> On Tue, 2008-08-12 at 09:15 +0200, Gian-Carlo Pascutto wrote:
>>
>> Aside from that, it's not theorethically necessary for alpha-beta to do
>> wasted work (although it will in practise), and more CPUs can make the
>> program worse on any practical architecture (mostly due to locking and
>> memory bandwidth).
>
> What???   I think you need to catch up on theory.  A parallel alpha beat
> searcher will always do some extra work that a serial searcher won't do.
> You cannot expect to get a 10X speedup with 10x more processors.

Even in the theorethical case of a perfectly ordered game tree?

I understand that in practise this is unreachable.
I was talking about theory and explicitly stated so.

It is most certainly not the case that this is an advantage of UCT
over alpha beta. UCT will either also waste work, or suffer a terrible
synchronisation overhead.

I'm not attacking the point that alpha-beta can't scale perfectly - I'm
sure we agree on that one. I'm attacking the point that UCT would be
any better in this regard compared to alpha-beta.

(In fact, as I stated, I'm willing to attack ANY argument based around a
state of the art UCT searcher being different from a state of the art
alpha-beta searcher.)

You either suffer synchronisation overhead or do wasted work.

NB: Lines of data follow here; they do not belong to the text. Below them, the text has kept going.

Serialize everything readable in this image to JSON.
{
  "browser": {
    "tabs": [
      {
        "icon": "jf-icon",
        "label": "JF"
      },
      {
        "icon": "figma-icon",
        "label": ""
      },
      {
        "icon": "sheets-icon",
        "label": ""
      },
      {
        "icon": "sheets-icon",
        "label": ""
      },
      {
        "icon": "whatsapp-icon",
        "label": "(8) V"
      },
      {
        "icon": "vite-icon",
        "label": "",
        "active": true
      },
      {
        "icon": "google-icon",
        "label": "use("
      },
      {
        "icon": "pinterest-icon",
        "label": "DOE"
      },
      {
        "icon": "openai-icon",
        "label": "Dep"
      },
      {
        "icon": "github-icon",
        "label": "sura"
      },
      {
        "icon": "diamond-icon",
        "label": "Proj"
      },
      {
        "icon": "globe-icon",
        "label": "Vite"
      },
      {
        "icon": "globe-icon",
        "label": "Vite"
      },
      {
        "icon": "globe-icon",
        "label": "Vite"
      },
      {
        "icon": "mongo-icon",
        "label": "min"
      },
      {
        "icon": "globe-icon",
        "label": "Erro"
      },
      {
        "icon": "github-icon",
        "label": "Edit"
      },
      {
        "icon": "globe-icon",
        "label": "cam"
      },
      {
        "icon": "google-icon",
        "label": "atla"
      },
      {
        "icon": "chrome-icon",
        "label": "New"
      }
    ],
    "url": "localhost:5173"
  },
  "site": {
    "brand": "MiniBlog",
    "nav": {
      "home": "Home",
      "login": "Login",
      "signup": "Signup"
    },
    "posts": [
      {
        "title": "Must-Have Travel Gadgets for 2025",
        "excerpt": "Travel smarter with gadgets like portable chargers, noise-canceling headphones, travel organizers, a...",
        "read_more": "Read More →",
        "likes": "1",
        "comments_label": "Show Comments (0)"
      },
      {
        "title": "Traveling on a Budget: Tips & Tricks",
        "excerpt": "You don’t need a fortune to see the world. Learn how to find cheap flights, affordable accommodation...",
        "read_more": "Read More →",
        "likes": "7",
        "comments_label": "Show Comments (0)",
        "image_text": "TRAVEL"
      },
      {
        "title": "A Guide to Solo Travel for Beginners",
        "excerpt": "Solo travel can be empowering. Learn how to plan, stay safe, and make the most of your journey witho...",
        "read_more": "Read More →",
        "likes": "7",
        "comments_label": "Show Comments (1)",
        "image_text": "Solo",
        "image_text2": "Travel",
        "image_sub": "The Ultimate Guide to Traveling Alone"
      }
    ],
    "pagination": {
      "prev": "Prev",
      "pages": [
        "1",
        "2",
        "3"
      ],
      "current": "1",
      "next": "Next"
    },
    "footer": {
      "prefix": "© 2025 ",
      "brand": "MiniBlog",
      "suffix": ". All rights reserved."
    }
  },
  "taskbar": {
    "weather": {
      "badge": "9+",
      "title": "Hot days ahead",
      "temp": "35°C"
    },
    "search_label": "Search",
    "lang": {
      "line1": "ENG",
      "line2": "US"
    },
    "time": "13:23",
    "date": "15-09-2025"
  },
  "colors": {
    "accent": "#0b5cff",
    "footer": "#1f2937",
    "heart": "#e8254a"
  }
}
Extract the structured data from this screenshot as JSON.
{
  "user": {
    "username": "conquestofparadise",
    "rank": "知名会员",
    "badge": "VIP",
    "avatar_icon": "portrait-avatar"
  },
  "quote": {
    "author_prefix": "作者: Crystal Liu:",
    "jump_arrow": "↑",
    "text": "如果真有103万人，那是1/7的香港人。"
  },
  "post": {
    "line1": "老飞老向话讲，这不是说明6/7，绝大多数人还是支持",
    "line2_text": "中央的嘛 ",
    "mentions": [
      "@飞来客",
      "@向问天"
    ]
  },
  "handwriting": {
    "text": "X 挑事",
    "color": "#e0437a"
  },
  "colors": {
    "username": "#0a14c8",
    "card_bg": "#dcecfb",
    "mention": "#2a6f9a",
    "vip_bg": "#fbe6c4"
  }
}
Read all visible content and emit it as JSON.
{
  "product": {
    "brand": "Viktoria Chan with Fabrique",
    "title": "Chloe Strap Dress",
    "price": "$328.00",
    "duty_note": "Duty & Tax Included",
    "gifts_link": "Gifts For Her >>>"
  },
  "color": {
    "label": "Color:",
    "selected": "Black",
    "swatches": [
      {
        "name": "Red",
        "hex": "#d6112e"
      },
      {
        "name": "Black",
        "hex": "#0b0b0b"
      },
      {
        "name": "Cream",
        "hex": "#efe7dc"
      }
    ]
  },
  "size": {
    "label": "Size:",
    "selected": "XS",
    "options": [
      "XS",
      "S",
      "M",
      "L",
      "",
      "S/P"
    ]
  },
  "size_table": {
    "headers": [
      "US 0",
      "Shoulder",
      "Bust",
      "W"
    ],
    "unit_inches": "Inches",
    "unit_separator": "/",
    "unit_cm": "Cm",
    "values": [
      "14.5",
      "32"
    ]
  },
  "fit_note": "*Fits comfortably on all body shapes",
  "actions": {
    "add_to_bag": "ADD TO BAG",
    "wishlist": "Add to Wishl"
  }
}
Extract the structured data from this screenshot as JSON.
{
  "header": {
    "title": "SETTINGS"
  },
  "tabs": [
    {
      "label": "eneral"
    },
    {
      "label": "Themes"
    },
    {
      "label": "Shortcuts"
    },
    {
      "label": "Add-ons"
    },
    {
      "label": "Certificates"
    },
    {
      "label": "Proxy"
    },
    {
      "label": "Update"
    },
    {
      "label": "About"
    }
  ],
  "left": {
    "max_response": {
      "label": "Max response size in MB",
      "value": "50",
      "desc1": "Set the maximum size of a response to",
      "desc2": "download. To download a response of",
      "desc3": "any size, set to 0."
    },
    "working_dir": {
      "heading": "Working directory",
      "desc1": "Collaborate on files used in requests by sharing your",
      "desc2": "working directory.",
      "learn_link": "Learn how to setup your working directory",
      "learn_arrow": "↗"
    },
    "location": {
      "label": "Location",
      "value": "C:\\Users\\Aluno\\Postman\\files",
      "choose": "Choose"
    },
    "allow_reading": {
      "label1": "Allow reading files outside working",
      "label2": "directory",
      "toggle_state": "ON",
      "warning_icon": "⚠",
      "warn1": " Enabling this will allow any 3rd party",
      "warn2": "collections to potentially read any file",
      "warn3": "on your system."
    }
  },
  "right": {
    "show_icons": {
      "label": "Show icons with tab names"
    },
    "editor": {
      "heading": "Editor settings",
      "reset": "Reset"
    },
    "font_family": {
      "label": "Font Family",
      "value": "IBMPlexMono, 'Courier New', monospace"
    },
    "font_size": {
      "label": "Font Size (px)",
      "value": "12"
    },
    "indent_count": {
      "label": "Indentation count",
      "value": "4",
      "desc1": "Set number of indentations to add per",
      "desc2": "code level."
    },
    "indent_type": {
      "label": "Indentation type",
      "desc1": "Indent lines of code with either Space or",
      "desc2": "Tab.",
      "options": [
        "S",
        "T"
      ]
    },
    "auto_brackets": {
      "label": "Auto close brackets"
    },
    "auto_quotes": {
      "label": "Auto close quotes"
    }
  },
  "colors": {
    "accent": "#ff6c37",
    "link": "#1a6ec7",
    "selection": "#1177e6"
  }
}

You cannot avoid both in a high performance implementation of alpha beta
or UCT.

> even if you could idealize
> this away, with a simulation for instance, you are going to have some
> processors have to abort work because a beta cutoff has invalidated the
> search some thread is doing.

This only happens if the move ordering (and hence the split decision)
was wrong, which is a practical problem, not a theorethical one (with
perfectly ordered trees).

The point about memory and locking is specifically a practical one.
You can very easily lose performance by adding more CPUs.

We either talk about theory, in which case you speed up perfectly, and
CPUs always help, or we talk about practise, in which case adding CPUs can
slow you down, and you won't speed up linearly.

But you cannot have both.

I suggest we talk about practise, because that is actually interesting.

In this case, adding CPUs can be dangerous and can slow you down.